3^rd International Conference on Pharmaceutical Regulatory Affairs

October 21-23, 2013 DoubleTree by Hilton Hotel San Francisco Airport, CA, USA

William Lee

Scientific Tracks Abstracts: Pharmaceut Reg Affairs

Abstract :

Exciting progress has been made in the development of gene therapy, and experimental research has brought forward novel treatment opportunities for viral vectors, DNA vectors, and gene-modified cell therapies. Clinical development of a gene therapy drug is challenging, requiring understanding of controlled manufacturing, relevant nonclinical pharmacology and safety studies, and clinical risk factors. For initiating clinical trials in the United States, regulatory requirements for investigational gene therapy drugs are more stringent than those with other investigational biologics (recombinant antibodies or recombinant proteins). This talk will highlight these requirements, including the following: 1) submissions to regulatory authorities, 2) manufacturing, and 3) non-clinical studies.

Biography :

William Lee received his B.A. from Johns Hopkins University, and Ph.D. from Cornell University Graduate School of Medical Sciences. Lee has twenty years of research and industry experience.
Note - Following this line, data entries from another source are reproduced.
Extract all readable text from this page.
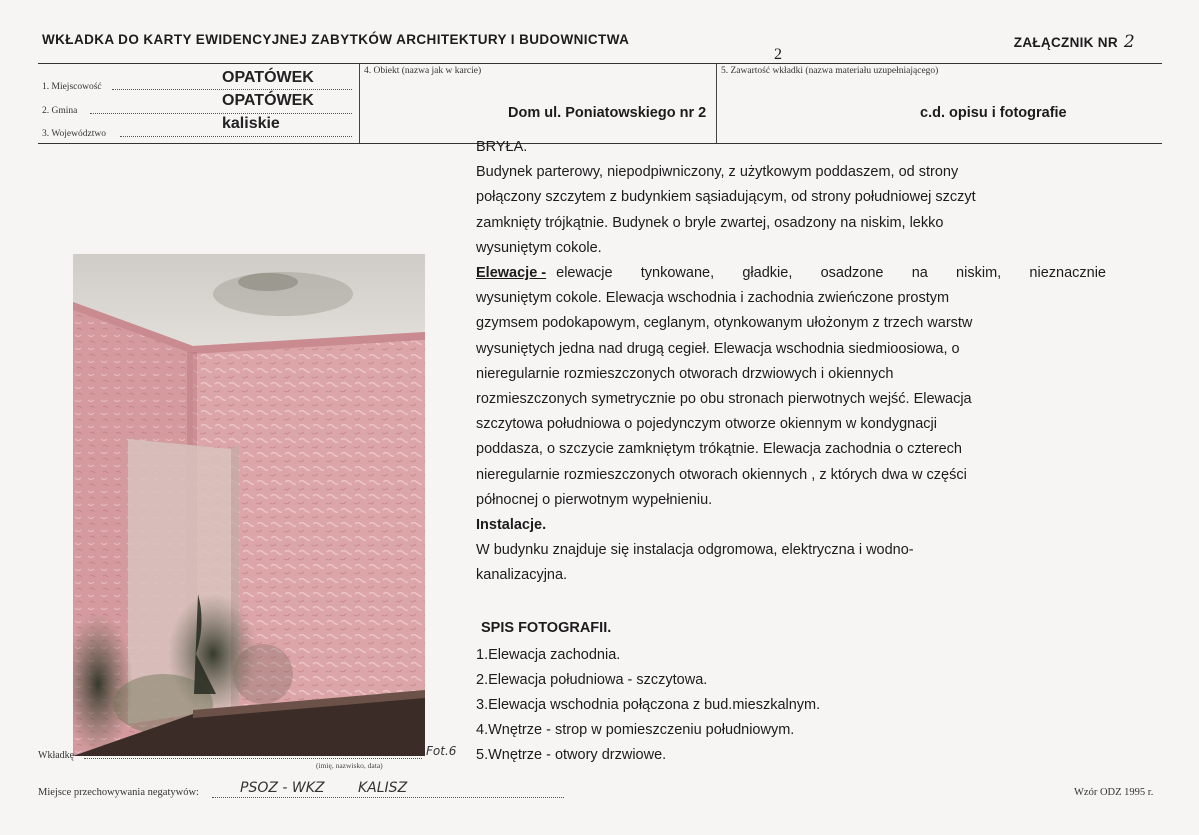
WKŁADKA DO KARTY EWIDENCYJNEJ ZABYTKÓW ARCHITEKTURY I BUDOWNICTWA	ZAŁĄCZNIK NR 2
2
1. Miejscowość
OPATÓWEK
2. Gmina
OPATÓWEK
3. Województwo
kaliskie
4. Obiekt (nazwa jak w karcie)
Dom ul. Poniatowskiego nr 2
5. Zawartość wkładki (nazwa materiału uzupełniającego)
c.d. opisu i fotografie

BRYŁA.

Budynek parterowy, niepodpiwniczony, z użytkowym poddaszem, od strony

połączony szczytem z budynkiem sąsiadującym, od strony południowej szczyt

zamknięty trójkątnie. Budynek o bryle zwartej, osadzony na niskim, lekko

wysuniętym cokole.

Elewacje - elewacje tynkowane, gładkie, osadzone na niskim, nieznacznie

wysuniętym cokole. Elewacja wschodnia i zachodnia zwieńczone prostym

gzymsem podokapowym, ceglanym, otynkowanym ułożonym z trzech warstw

wysuniętych jedna nad drugą cegieł. Elewacja wschodnia siedmioosiowa, o

nieregularnie rozmieszczonych otworach drzwiowych i okiennych

rozmieszczonych symetrycznie po obu stronach pierwotnych wejść. Elewacja

szczytowa południowa o pojedynczym otworze okiennym w kondygnacji

poddasza, o szczycie zamkniętym trókątnie. Elewacja zachodnia o czterech

nieregularnie rozmieszczonych otworach okiennych , z których dwa w części

północnej o pierwotnym wypełnieniu.

Instalacje.

W budynku znajduje się instalacja odgromowa, elektryczna i wodno-

kanalizacyjna.

SPIS FOTOGRAFII.
1.Elewacja zachodnia.
2.Elewacja południowa - szczytowa.
3.Elewacja wschodnia połączona z bud.mieszkalnym.
4.Wnętrze - strop w pomieszczeniu południowym.
5.Wnętrze - otwory drzwiowe.
Wkładkę
(imię, nazwisko, data)
Fot.6
Miejsce przechowywania negatywów:	PSOZ - WKZ KALISZ	Wzór ODZ 1995 r.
His focus is on gene therapy with retroviral vectors, adeno-associated viral vectors and DNA vectors. He spent 9 years at the gene therapy start-up firm, Viagene, Inc., followed by 2 years at Chiron. In 1999, he joined Cato Research, in Durham, North Carolina, where he is currently Vice President, Regulatory Affairs. His projects have included the design of Phase 1 and Phase 2 protocols for a gene therapy drug and interactions with the FDA and NIH/OBA. Currently, he manages projects involving regulatory strategy and submissions of investigational new drug applications and marketing applications for biologics and drugs.